To make it more concrete let’s create a company acme with two branches, marketing, and sales in some locations.

etcdctl put /acme/marketing/london foo
etcdctl put /acme/marketing/gdansk foo2
etcdctl put /acme/sales/warszawa foo3

In order to get all branches of acme company, all we have to do is to ask the database to return all keys matching /acme prefix

etcdctl get --prefix /acme
/acme/marketing/gdansk
foo2
/acme/marketing/london
foo
/acme/sales/warszawa
foo3

In order to see all locations of marketing teams, we as for records matching /acme/marketing prefix

etcdctl get --prefix /acme/marketing
/acme/marketing/gdansk
foo2
/acme/marketing/london
foo

Note that those queries are based on byte comparisons. We didn't create an /acme key. Everything matching the prefix will be returned when using the --prefix parameter.

This is the key idea behind workspaces in kcp. Creating a workspace on the storage layer is very efficient because it boils down to concatenating a string. It also provides isolation on the lowest possible level. Data is filtered by the database engine.

the generic registry

kcp is based on the generic apiserver library provided by Kubernetes. The central type provided by the library that interacts with a storage layer is called the generic registry. It connects an API endpoint (REST) with a database layer. Almost all API types make use of it.

The generic apiserver library keeps an in-memory representation of the store for each resource in an API group. For example, secrets resources in the core API group gets their own storage.

From the perspective of this document, we can assume that the most important feature of generic storage is to compute the key that is passed to the database to find the data the user wants.

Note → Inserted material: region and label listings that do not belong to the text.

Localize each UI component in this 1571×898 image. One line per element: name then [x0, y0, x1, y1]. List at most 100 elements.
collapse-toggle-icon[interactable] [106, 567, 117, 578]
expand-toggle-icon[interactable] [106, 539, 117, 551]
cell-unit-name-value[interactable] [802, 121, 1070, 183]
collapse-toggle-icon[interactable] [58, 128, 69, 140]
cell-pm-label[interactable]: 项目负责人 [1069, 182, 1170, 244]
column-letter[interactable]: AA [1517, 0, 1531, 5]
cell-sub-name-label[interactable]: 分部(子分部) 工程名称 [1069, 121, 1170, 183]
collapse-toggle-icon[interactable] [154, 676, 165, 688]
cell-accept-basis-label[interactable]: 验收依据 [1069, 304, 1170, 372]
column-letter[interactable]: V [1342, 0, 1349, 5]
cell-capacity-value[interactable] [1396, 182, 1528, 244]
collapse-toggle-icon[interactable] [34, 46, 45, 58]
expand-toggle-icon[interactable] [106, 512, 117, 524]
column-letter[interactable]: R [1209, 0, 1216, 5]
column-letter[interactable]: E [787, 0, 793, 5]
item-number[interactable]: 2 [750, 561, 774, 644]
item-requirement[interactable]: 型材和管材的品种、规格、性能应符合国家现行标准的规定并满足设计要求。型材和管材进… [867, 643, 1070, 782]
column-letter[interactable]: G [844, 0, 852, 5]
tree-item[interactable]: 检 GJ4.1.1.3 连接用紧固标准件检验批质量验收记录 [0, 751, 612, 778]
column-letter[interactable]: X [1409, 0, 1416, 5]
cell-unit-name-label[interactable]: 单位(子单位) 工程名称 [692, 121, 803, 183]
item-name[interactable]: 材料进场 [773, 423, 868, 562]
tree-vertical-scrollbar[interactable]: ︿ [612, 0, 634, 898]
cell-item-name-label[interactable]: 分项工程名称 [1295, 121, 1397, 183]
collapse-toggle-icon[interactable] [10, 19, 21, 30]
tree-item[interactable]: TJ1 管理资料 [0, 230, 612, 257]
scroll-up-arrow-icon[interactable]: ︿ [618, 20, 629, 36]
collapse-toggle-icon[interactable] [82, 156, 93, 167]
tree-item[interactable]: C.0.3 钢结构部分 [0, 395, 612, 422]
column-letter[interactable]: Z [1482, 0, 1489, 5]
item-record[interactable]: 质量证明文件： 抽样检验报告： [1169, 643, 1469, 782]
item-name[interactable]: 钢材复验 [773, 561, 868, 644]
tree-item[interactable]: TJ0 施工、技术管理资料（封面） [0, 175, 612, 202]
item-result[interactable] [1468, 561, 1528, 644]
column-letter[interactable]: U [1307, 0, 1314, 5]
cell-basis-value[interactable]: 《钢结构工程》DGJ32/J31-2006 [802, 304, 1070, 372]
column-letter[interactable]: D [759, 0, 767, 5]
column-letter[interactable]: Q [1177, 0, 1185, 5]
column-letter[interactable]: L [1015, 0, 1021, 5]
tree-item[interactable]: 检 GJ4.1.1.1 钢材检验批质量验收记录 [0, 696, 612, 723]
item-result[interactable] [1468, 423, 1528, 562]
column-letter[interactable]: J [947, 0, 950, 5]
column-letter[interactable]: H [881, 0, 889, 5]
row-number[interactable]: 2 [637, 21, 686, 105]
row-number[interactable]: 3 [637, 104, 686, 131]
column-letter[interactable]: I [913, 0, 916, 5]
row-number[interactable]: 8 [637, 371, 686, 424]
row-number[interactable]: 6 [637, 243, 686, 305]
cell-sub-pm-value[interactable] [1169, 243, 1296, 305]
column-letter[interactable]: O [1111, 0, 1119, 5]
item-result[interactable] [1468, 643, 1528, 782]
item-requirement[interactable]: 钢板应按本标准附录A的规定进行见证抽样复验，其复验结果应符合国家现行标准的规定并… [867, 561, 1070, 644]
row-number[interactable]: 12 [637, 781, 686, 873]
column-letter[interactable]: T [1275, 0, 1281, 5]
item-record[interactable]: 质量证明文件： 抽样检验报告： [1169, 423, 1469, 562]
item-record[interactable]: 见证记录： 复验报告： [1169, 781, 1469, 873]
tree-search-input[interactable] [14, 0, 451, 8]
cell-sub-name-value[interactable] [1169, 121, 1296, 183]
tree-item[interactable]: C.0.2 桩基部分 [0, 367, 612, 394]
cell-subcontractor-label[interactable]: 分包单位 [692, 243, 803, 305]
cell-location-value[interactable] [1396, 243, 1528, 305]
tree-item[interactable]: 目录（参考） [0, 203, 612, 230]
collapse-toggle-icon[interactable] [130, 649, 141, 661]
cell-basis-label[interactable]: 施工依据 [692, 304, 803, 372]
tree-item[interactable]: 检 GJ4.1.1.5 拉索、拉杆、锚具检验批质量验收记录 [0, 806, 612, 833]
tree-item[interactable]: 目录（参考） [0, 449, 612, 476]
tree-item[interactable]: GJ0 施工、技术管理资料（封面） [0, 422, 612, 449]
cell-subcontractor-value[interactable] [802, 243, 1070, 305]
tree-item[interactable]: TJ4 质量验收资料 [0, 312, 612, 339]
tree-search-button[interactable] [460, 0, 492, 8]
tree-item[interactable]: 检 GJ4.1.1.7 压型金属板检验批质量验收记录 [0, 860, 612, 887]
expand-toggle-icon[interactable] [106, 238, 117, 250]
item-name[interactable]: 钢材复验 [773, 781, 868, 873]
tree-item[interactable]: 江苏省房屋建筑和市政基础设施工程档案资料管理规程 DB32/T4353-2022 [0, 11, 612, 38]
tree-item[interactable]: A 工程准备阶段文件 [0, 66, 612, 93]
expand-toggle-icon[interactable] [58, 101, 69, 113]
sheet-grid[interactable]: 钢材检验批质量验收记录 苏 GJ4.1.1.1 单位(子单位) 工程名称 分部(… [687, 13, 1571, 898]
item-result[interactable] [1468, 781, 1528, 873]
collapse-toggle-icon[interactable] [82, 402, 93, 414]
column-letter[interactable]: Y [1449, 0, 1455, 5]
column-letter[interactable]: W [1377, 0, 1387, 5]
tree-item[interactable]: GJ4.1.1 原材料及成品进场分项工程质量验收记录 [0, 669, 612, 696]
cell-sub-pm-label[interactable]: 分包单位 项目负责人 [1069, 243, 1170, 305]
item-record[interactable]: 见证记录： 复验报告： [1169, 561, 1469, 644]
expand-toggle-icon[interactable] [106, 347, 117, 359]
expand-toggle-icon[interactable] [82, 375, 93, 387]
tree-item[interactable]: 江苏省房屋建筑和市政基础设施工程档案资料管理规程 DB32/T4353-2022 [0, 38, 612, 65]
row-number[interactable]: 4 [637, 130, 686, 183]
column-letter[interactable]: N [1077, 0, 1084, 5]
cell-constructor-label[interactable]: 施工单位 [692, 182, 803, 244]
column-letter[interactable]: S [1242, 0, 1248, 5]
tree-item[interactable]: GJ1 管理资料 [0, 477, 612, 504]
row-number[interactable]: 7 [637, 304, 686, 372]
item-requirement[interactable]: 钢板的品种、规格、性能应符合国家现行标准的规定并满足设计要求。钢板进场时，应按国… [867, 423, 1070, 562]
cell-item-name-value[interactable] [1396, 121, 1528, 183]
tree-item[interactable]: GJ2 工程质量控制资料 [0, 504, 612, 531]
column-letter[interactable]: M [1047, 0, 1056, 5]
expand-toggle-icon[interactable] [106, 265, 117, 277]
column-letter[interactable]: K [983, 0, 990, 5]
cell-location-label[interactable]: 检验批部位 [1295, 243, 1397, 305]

When the server starts it precomputes the ResourcePrefix with a group and a resource name. Everything else, like a workspace name, is added dynamically. For example, a request with a URL of /clusters/acme/core/secrets finds a storage responsible for core/secrets resources and adds acme to the ResourcePrefix. The new string becomes a key that is passed to etcd to find only resources for acme cluster.